A cursory glance on Rate My Teachers shows that he was very popular “he is soundest teacher in the school. He is a legend” writes one reviewer, but a closer inspection tells a different tale (jc = Junior Certificate, lc = Leaving Certificate):
In fairness trying to juggle two jobs can be difficult; maybe he did have “too much on his plate”, as the first reviewer put it. So what about before he became a Councillor in 2009? Was his performance as a teacher any better then? Let’s have a look:
“He's only popular because he does no work. Ever since he became a councillor he's had too much on his plate to handle he should pick one job and stick to it. It's not fair on the people who love art” (March 2011)
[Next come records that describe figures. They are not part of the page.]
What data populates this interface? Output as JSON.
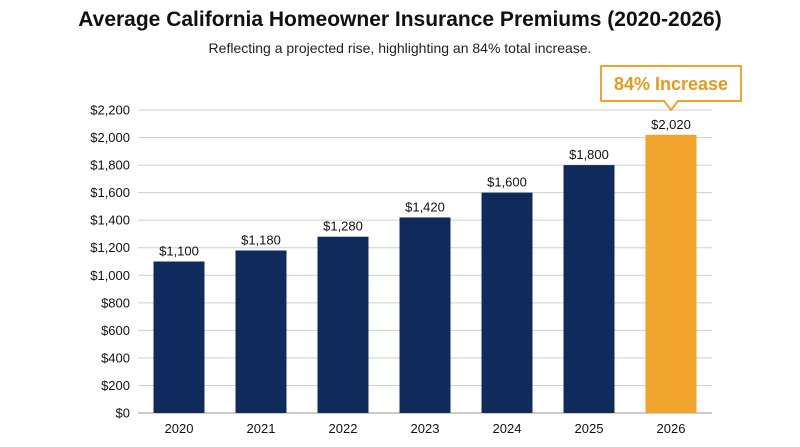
{
  "title": "Average California Homeowner Insurance Premiums (2020-2026)",
  "subtitle": "Reflecting a projected rise, highlighting an 84% total increase.",
  "colors": {
    "bar": "#0f2b5b",
    "highlight": "#f0a42b",
    "callout_text": "#e39b1e",
    "grid": "#cfcfcf"
  },
  "chart_data": {
    "type": "bar",
    "categories": [
      "2020",
      "2021",
      "2022",
      "2023",
      "2024",
      "2025",
      "2026"
    ],
    "values": [
      1100,
      1180,
      1280,
      1420,
      1600,
      1800,
      2020
    ],
    "value_labels": [
      "$1,100",
      "$1,180",
      "$1,280",
      "$1,420",
      "$1,600",
      "$1,800",
      "$2,020"
    ],
    "highlight_index": 6,
    "annotation": "84% Increase",
    "ylim": [
      0,
      2200
    ],
    "yticks": [
      0,
      200,
      400,
      600,
      800,
      1000,
      1200,
      1400,
      1600,
      1800,
      2000,
      2200
    ],
    "ytick_labels": [
      "$0",
      "$200",
      "$400",
      "$600",
      "$800",
      "$1,000",
      "$1,200",
      "$1,400",
      "$1,600",
      "$1,800",
      "$2,000",
      "$2,200"
    ],
    "grid": true
  }
}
“He didnt cover the LC history course, we were'nt able to answer half of the questions! he did next to no practical art classes with us even though its worth 63% of the final marks!!!” (August 2010)
“made our class fail jc art” (June 2009)
“doesn't do any art work with us! I'm surprised people pass there jc and lc!” (June 2008)
“only popular because he allows students to do whatever they want. especially with lower level classes... doesn't care about results. easy money” (June 2007)
“He's a dosser. never prepared ...always late. He's popular because he allows students to doss in class. And he doesn't care how well the students do. Popularity doesn't make a good teacher.” (November 2006)
“He is a great laugh and he is not like a teacher at all. He cares about students. His classes are like free classes. But sometimes he will go cranky but averagely a brill teacher!” (February 2006)
That last review, which is trying to be nice, actually hangs him.
On the face of it, it would appear that Mr. Shortt was equally as shitty at being a teacher as he was at being a Councillor; he is a spoofer of the highest order and personifies everything that is wrong with Irish politics. The sooner people start waking up to these sort of chancers the sooner we will start to see some real change.